Immunostaining and transferrin uptake
Tamoxifen-treated and non-treated (ctrl) dynamin TKO cells were seeded on high precision coverslips (No. 1.5H, Paul Marienfeld GmbH and Co. KG) in 24-well plates at 3× 104 cells/well and incubated overnight (37°C, 5% CO2). Cells were fixed with 3% PFA in PBS (Electron Microscopy Sciences) for 15 min at room temperature (RT) and subsequent permeabilization and blocking was carried out simultaneously using PBS containing 5% goat serum and 0.05% saponin. Cells were then immunostained with rabbit anti-Caveolin1, rabbit anti-PTRF (RRID:AB_88224) both from Abcam, rabbit anti-EHD2, RRID:AB_2833022 (25), followed by goat anti-rabbit IgG secondary antibody coupled to Alexa Fluor 488, (Thermo Fisher Scientific) as previously described (54). Co-staining of caveolae components was not technically possible due to that mouse antibodies did not work in the mice cell line. Confocal images were acquired using a Zeiss Spinning Disk Confocal microscope controlled by ZEN interface (RRID:SCR_013672) with an Axio Observer.Z1 inverted microscope equipped with an EMCCD camera iXonUltra from ANDOR. For Transferrin uptake, Cav1-mCherry HeLa FlpIn TRex cells were seeded on precision coverslips in 24-well plates at 6 × 104 cells/well and induced with Dox and incubated at 37°C, 5% CO2 16-18 hours prior to uptake assay. Cells were pretreated with Dyngo-4a or DMSO as specified in Fig. 4 D-E and then incubated 10 min at 37°C, 5% CO2 with Alexa flour-647 conjugated transferrin (5 μg/ml). Cells were washed with ice-cold PBS and kept on ice for a total of 15 min and immediately fixed with 3% PFA for 15 min at RT. Images were aquired using a Leica DMI8 inverted Thunder widefield microscope equipped with a LEICA DFC 9000 GTC camera controlled by Leica Application Suite X 3.9.1.28433. Micrographs were prepared using Fiji, RRID:SCR_002285 (55) and Adobe Photoshop v25.6.
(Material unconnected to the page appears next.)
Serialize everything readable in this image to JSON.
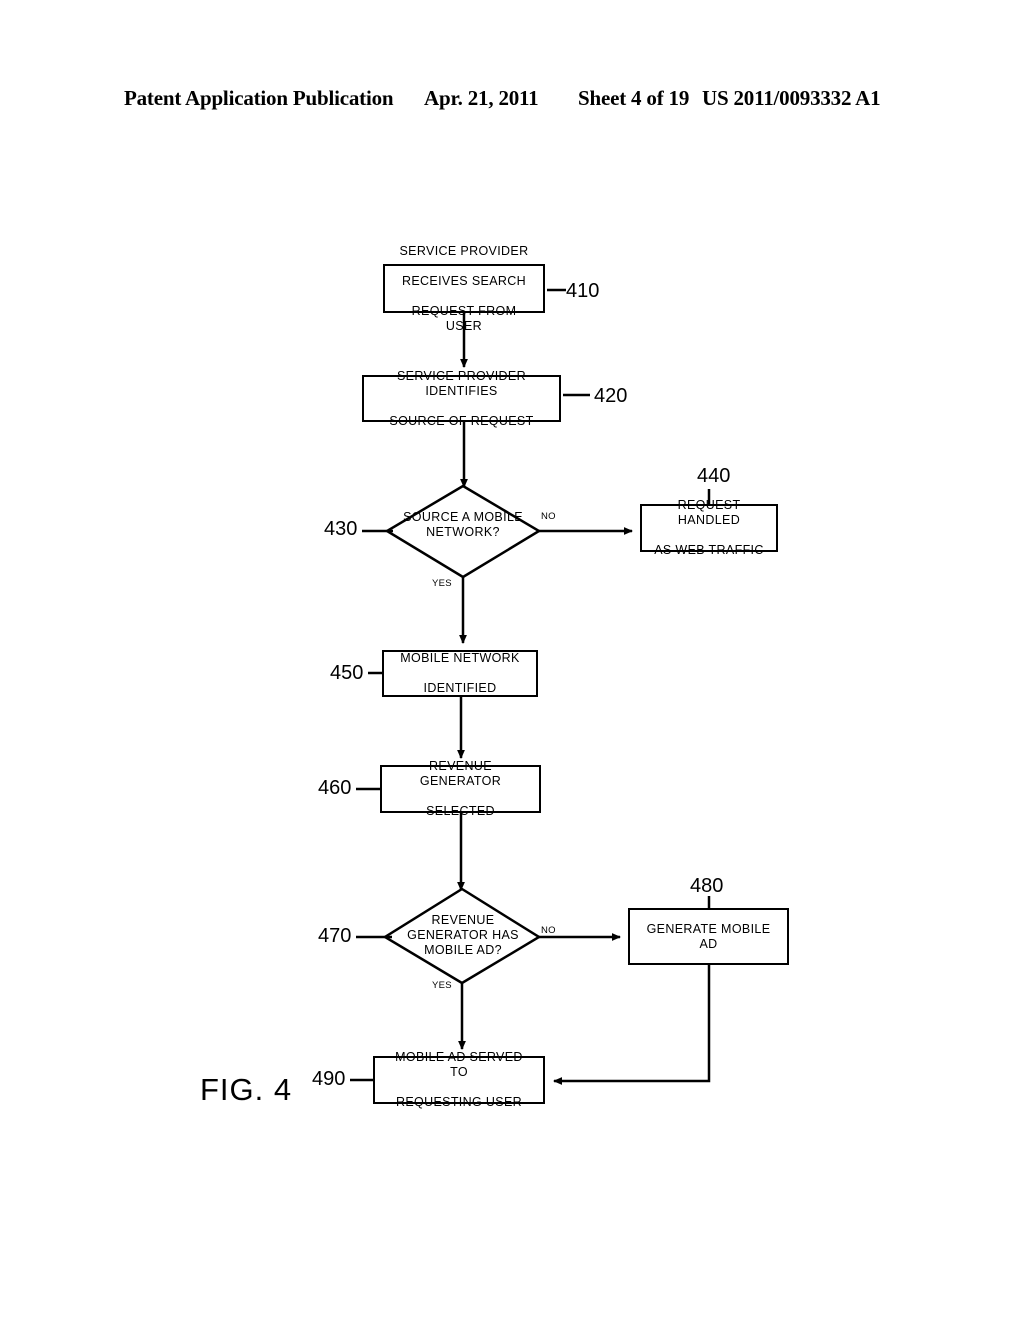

Live cell fluorescence microscopy imaging
Dynamin TKO cells were treated with 4-hydroxy-tamoxifen for five days in total and the day before experiments the cells were seeded on glass coverslips (CS-25R17, Warner instruments) in 6-well plates at 1.5 × 105 cells/well and incubated at 37°C, 5% CO2. T-REx cells were induced with 0.5 ng/ml Dox and seeded on glass coverslips (CS-25R17) in 6-well plates at 3 × 105 cells/well and incubated at 37°C, 5% CO2. Before imaging, the media was replaced with live-cell media (DMEM high glucose, no phenol red (Gibco), supplemented with 1 mM sodium pyruvate (Gibco) and imaged at 37°C with 5% CO2. For TIRF-microscopy, images were acquired for 5 min at 3 s intervals (every third image with definitive focus) using a Zeiss Axio Observer.Z1 inverted microscope that was equipped with an EMCCD camera iXon Ultra from ANDOR and an alpha Plan-Apochromat TIRF 100×/1.46 oil objective controlled by ZEN software. Only the basal membrane was analyzed as the laser penetration depth can not be adjusted to image the apical and lateral plasma membrane. All micrographs and videos were prepared with Fiji (55) and Adobe Photoshop CS6. C-Laurdan imaging was performed on a wide-field fluorescence Nikon Ti-U microscope (Nikon, Tokyo, Japan) equipped with a Cascade 1 k camera and a dual viewer (Photometrics, Tucson, AZ). A 60X water objective (NA 1.27) and refractive index-matched immersion oil (Zeiss, Oberkochen, Germany) were used. Excitation was with a LED at 380 nm (CoolLED, Andover, UK). A FF01-387/485/559/649 excitation filter (Semrock, Lake Forrest, IL) and a z365/577rpc dichroic (Chroma, Rockingham, VT) were used in the microscope and in the dual viewer a ms-470LDX dichroic (Chroma) and emissions filters 442/46 and FF01–483/32 from Semrock were used. Stacks of eleven images with a z-step size of 200 nm were acquired close to the basal membrane of the cells.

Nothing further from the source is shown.